『「世界の終わり」の地政学』の著者、ピーター・ゼイハンによると、世界人口は、産業革命(科学革命)とともに飛躍的に増加した。この場合は、科学技術の発達が、人口増加をもたらしたのだ。その世界では、分業が加速し、グローバリゼーションが起こった。最初は区域的な国同士の関係だったが、その交易距離は拡大し、世界を覆い尽くしている。アメリカはこの様な関係の後ろ盾となっていた。

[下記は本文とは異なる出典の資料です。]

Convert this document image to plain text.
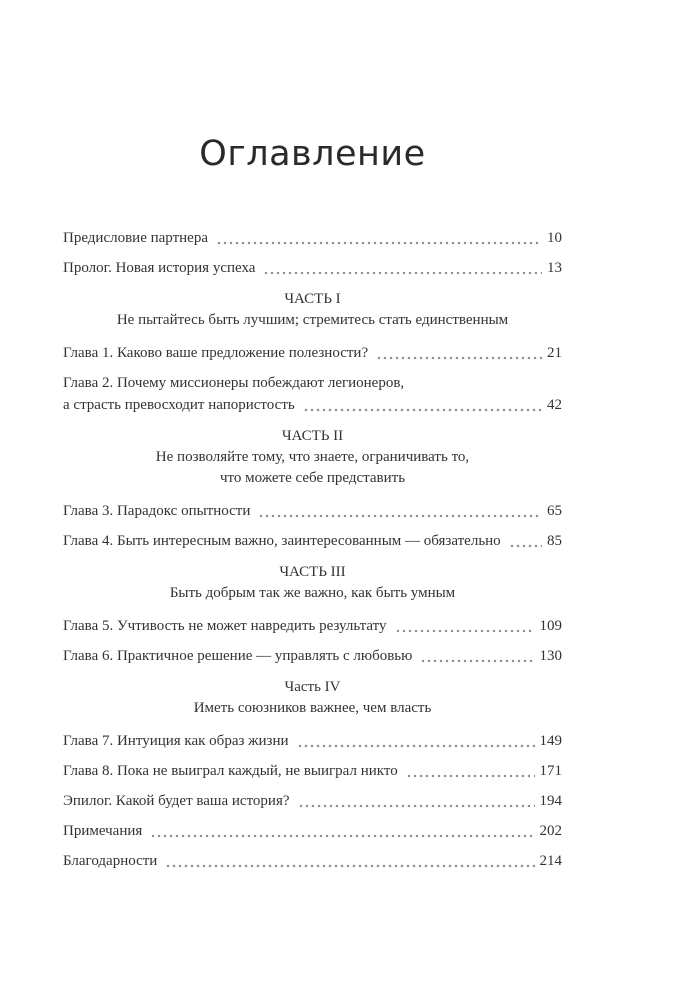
Оглавление
Предисловие партнера	10
Пролог. Новая история успеха	13
ЧАСТЬ I
Не пытайтесь быть лучшим; стремитесь стать единственным
Глава 1. Каково ваше предложение полезности?	21
Глава 2. Почему миссионеры побеждают легионеров,
а страсть превосходит напористость	42
ЧАСТЬ II
Не позволяйте тому, что знаете, ограничивать то,
что можете себе представить
Глава 3. Парадокс опытности	65
Глава 4. Быть интересным важно, заинтересованным — обязательно	85
ЧАСТЬ III
Быть добрым так же важно, как быть умным
Глава 5. Учтивость не может навредить результату	109
Глава 6. Практичное решение — управлять с любовью	130
Часть IV
Иметь союзников важнее, чем власть
Глава 7. Интуиция как образ жизни	149
Глава 8. Пока не выиграл каждый, не выиграл никто	171
Эпилог. Какой будет ваша история?	194
Примечания	202
Благодарности	214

経済成長は人口を増加させたが、同時に人口増加は経済成長をさらに促進した。特に人々の消費行動を大きく変えた。消費行動の変化と、人口増加がさらに経済成長を促したのだ。この頂点は、第二次大戦後の1945年から2015年の70年間、中でも特に1980年から2015年に及ぶ冷戦終結後の、「アメリカの世界統治」が大きな役割を果たしている。アメリカが世界の警察官となり、冷戦時には西側諸国に対して、冷戦後は世界に対してグロ-バリゼーションの安全を保証した。自由貿易は正義であると思われ、WTO(世界貿易機関)を始め、多くの機関が作られた。実際に、分業を前提として進化する世界では、一国で生産を完結させることは、不合理極まりないことである。しかし、2015年頃からのグローバリゼーションに対するアメリカの関与縮小が目立ち始めている。この傾向は今後さらに進行する。実際、トランプ氏が大統領になったアメリカは、これまでの世界統治をやめ、ナショナリズムを強め、アメリカのみの利益を追求しようとしている。トランプの後を追うように、それぞれの国はナショナリズムに基づく一国主義を強め、独自に政治を行おうとする。
ナショナリズムはグローバリゼーションの縮小を引き起こす。特にトランプ政権がアメリカの自国第一主義を打ち出し、アメリカ自身がナショナリズムの先頭を切るようになると、この傾向は世界的に広まるだろう。
経済的な合理性に逆らって、グローバリゼーションが拡大から縮小に転じるのは、国内の経済格差の増大という理由による。世界的にみると、国単位の格差は縮小しているが、国内での格差はグローバリゼーションの進展と比例して大きくなる。アメリカで鉄鋼、造船、自動車などの産業が縮小し、コンピュータを始めとするソフトな産業が大きくなったことによって、国内の格差を広げている。
この点は、以前のブログで示したが、再度強調したい。ブランコ・ミラノビッチはその著書『大不平等』のなかで、(図1)のように示している。この図は、横軸に所得階層(発展途上国の住む人の大部分はグラフ左寄り、先進国の人々は右寄り)、縦軸に1988年から2017年までの20年間における実質所得の伸び率を示している。このグラフでは、発展途上国の中間層で所得の伸びが高く80%超を示し、また、先進国の富裕層でも所得の伸びが大きい(60%に達する)。その反対に、先進国の中間層では所得の伸びがほとんどないか、あるいはマイナスになっている。この現象は、先進国の反グローバリゼーションを引き起こす。
このような、国内格差の増大は、特にアメリカで大きいが、その他の先進国でも同じ様な傾向を示し、それに伴う人々の分断を強めている。さらに、経済的格差に加えて、文化的なズレも起こっている。アメリカでの民主党、あるいは欧州の左翼政権が推進してきた、DEI(多様性、公平性、包括性)プログラムを廃止するような圧力が強くなっている。性的マイノリティ、女性、障害者、外国人などに対する優先政策に対する反発である。
このように、国内の格差が大きい国は、ナショナリズムの傾向を強くする一方で人口減少が強い国は、ナショナリズムはさほど無いが、国内産業の不振を招いている。日本のように、国内格差はあまりないが、人口減少によって経済が落ち込んでいる国にとっての解決策は、少子化対策ではない。少子化対策は社会保障政策として必要ではあるが、人口減少対策にはなり得ない。人口減少に対しての対策は、移民政策である。ただし、ヨーロッパを見ると移民政策の不完全さによって、国内の格差を背景とした経済不満のはけ口が、「移民―外国人労働者」になっている。これらは直接的な関係は薄いが、グローバリゼーションによって貧困に陥った人たちにとっての、感情的な反応としては絶好の対象である。
日本は、意図しなくても今後外国人労働者の大量流入が起こることは確実であるが、日本国内での外国人排斥運動が起こらないようにしなければならない。そのためには、外国人労働環境を常に監視し、不適切な企業を抽出する必要がある。最重要な原則は、「同一労働同一賃金」である。